Question:  Dear Greg,

            Are Christians commanded to have children?  My wife brought up 1 Timothy 2:15, where it says that women will be saved through childbearing.  She’s concerned about her salvation and if we are wrong for not having children.

            I know that we are saved by his grace and his grace alone, but we would like to have a better understanding of the subject of having children.  We don’t want to bring a child into this world knowing we might not be fully prepared to do so.

            Thanks so much for your time and knowledge!

            God bless,

            LC

 

Answer:  Dear LC,

            Whatever 1 Timothy 2:15 may mean, it does not mean that women are spiritually saved through childbearing.  The act of having a child/children does not impart salvation.  Such a teaching is, as you suggest, antithetical to the gospel of Jesus Christ, which says that nothing we do will save us.  That includes having a child, or even lots of children (some might take the reasoning you are suggesting to mean that having huge families means that our salvation is a slam-dunk—to use an athletic term).
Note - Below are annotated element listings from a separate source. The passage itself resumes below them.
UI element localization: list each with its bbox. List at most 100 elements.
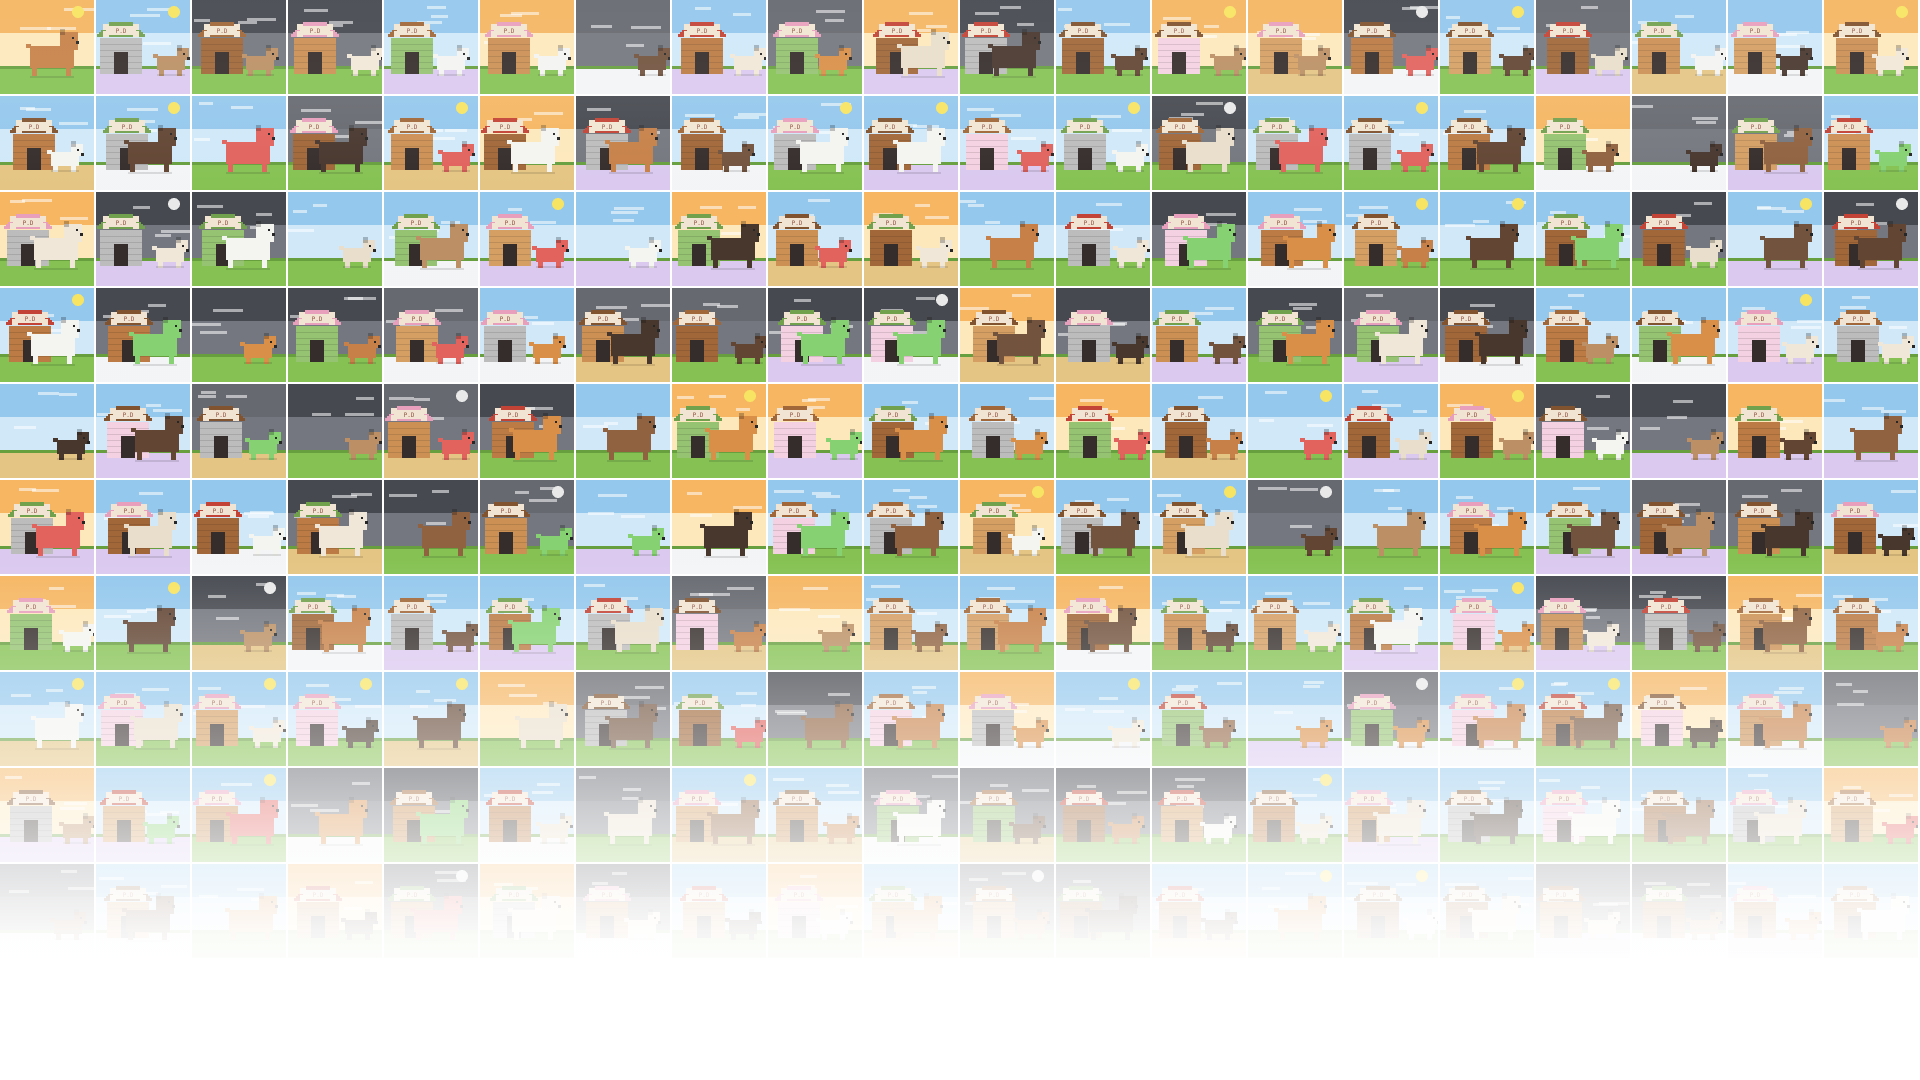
gallery-tile[interactable]: P.D [0,768,94,862]
gallery-tile[interactable]: P.D [1056,288,1150,382]
gallery-tile[interactable]: P.D [960,768,1054,862]
gallery-tile[interactable]: P.D [960,0,1054,94]
gallery-tile[interactable] [192,864,286,958]
gallery-tile[interactable]: P.D [1248,96,1342,190]
gallery-tile[interactable] [576,192,670,286]
gallery-tile[interactable]: P.D [960,672,1054,766]
gallery-tile[interactable]: P.D [1536,384,1630,478]
gallery-tile[interactable]: P.D [0,96,94,190]
gallery-tile[interactable]: P.D [1344,864,1438,958]
gallery-tile[interactable]: P.D [480,384,574,478]
gallery-tile[interactable]: P.D [1536,480,1630,574]
gallery-tile[interactable]: P.D [672,384,766,478]
gallery-tile[interactable] [0,384,94,478]
gallery-tile[interactable]: P.D [960,96,1054,190]
gallery-tile[interactable]: P.D [768,288,862,382]
gallery-tile[interactable] [192,288,286,382]
gallery-tile[interactable]: P.D [1824,864,1918,958]
gallery-tile[interactable] [1440,192,1534,286]
gallery-tile[interactable]: P.D [96,0,190,94]
gallery-tile[interactable] [1248,672,1342,766]
gallery-tile[interactable]: P.D [1248,288,1342,382]
gallery-tile[interactable]: P.D [288,672,382,766]
gallery-tile[interactable]: P.D [1824,96,1918,190]
gallery-tile[interactable]: P.D [1824,480,1918,574]
gallery-tile[interactable]: P.D [1536,576,1630,670]
gallery-tile[interactable] [1824,672,1918,766]
gallery-tile[interactable]: P.D [480,96,574,190]
gallery-tile[interactable]: P.D [1536,288,1630,382]
gallery-tile[interactable]: P.D [1728,384,1822,478]
gallery-tile[interactable]: P.D [384,576,478,670]
gallery-tile[interactable]: P.D [1536,192,1630,286]
gallery-tile[interactable]: P.D [1632,480,1726,574]
gallery-tile[interactable]: P.D [672,672,766,766]
gallery-tile[interactable]: P.D [1728,672,1822,766]
gallery-tile[interactable]: P.D [0,576,94,670]
gallery-tile[interactable] [96,576,190,670]
gallery-tile[interactable]: P.D [1536,672,1630,766]
gallery-tile[interactable]: P.D [576,576,670,670]
gallery-tile[interactable]: P.D [1728,864,1822,958]
gallery-tile[interactable]: P.D [480,864,574,958]
gallery-tile[interactable] [1728,192,1822,286]
gallery-tile[interactable]: P.D [1344,672,1438,766]
gallery-tile[interactable]: P.D [288,96,382,190]
gallery-tile[interactable]: P.D [1056,576,1150,670]
gallery-tile[interactable]: P.D [192,768,286,862]
gallery-tile[interactable]: P.D [1344,0,1438,94]
gallery-tile[interactable]: P.D [1728,768,1822,862]
gallery-tile[interactable] [672,480,766,574]
gallery-tile[interactable]: P.D [1152,192,1246,286]
gallery-tile[interactable]: P.D [1344,288,1438,382]
gallery-tile[interactable]: P.D [1440,384,1534,478]
gallery-tile[interactable]: P.D [1440,576,1534,670]
gallery-tile[interactable]: P.D [672,768,766,862]
gallery-tile[interactable]: P.D [96,96,190,190]
gallery-tile[interactable]: P.D [1632,768,1726,862]
gallery-tile[interactable]: P.D [864,576,958,670]
gallery-tile[interactable]: P.D [1632,672,1726,766]
gallery-tile[interactable]: P.D [1728,576,1822,670]
gallery-tile[interactable]: P.D [1152,768,1246,862]
gallery-tile[interactable]: P.D [768,96,862,190]
gallery-tile[interactable]: P.D [1056,0,1150,94]
gallery-tile[interactable] [1248,480,1342,574]
gallery-tile[interactable]: P.D [768,0,862,94]
gallery-tile[interactable]: P.D [192,0,286,94]
gallery-tile[interactable]: P.D [480,288,574,382]
gallery-tile[interactable]: P.D [384,384,478,478]
gallery-tile[interactable]: P.D [1632,0,1726,94]
gallery-tile[interactable]: P.D [768,192,862,286]
gallery-tile[interactable]: P.D [672,96,766,190]
gallery-tile[interactable]: P.D [96,672,190,766]
gallery-tile[interactable]: P.D [1440,672,1534,766]
gallery-tile[interactable]: P.D [1152,0,1246,94]
gallery-tile[interactable]: P.D [960,864,1054,958]
gallery-tile[interactable] [1632,384,1726,478]
gallery-tile[interactable]: P.D [1056,480,1150,574]
gallery-tile[interactable]: P.D [288,288,382,382]
gallery-tile[interactable]: P.D [1824,0,1918,94]
gallery-tile[interactable]: P.D [768,864,862,958]
gallery-tile[interactable]: P.D [480,192,574,286]
gallery-tile[interactable]: P.D [672,288,766,382]
gallery-tile[interactable]: P.D [288,864,382,958]
gallery-tile[interactable]: P.D [1344,96,1438,190]
gallery-tile[interactable]: P.D [1632,864,1726,958]
gallery-tile[interactable] [0,864,94,958]
gallery-tile[interactable] [1056,672,1150,766]
gallery-tile[interactable]: P.D [1632,288,1726,382]
gallery-tile[interactable]: P.D [96,288,190,382]
gallery-tile[interactable]: P.D [960,480,1054,574]
gallery-tile[interactable]: P.D [1824,768,1918,862]
gallery-tile[interactable] [192,96,286,190]
gallery-tile[interactable] [288,768,382,862]
gallery-tile[interactable]: P.D [1248,576,1342,670]
gallery-tile[interactable]: P.D [0,192,94,286]
gallery-tile[interactable]: P.D [768,384,862,478]
gallery-tile[interactable]: P.D [1152,288,1246,382]
gallery-tile[interactable]: P.D [576,864,670,958]
gallery-tile[interactable] [1632,96,1726,190]
gallery-tile[interactable] [576,480,670,574]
            God does not command that married couples have children.  That is our choice.  Some couples are unable to have children, of course.  They are not less spiritual because they are physically incapable, nor must they adopt to make themselves more pleasing to God.  Children are God’s gift, but they are our decision—a decision that a couple makes based upon many specific and personal factors.

            What this passage means could be a long answer, but I’m going to give you a short version.  The context is about women.  The statement about Adam and Eve takes us back to the creation.  The statement about being saved through childbearing—in order to be consistent with all that the Bible tells us about salvation—has to somehow mean the birth of Jesus.

            If we believe that this passage suggests that Christian women have an easier time giving birth than non-Christian women do, statistics would not bear this out.  Ease in childbirth is not based in belief and faith.

            The larger passage may be seen as Christian behavior for women, so the “being saved” may speak to motherhood—that women often find their maximum significance and fulfillment in life by being mothers, grandmothers, etc.  But at the end of the day, this is a puzzling passage and not easily understood.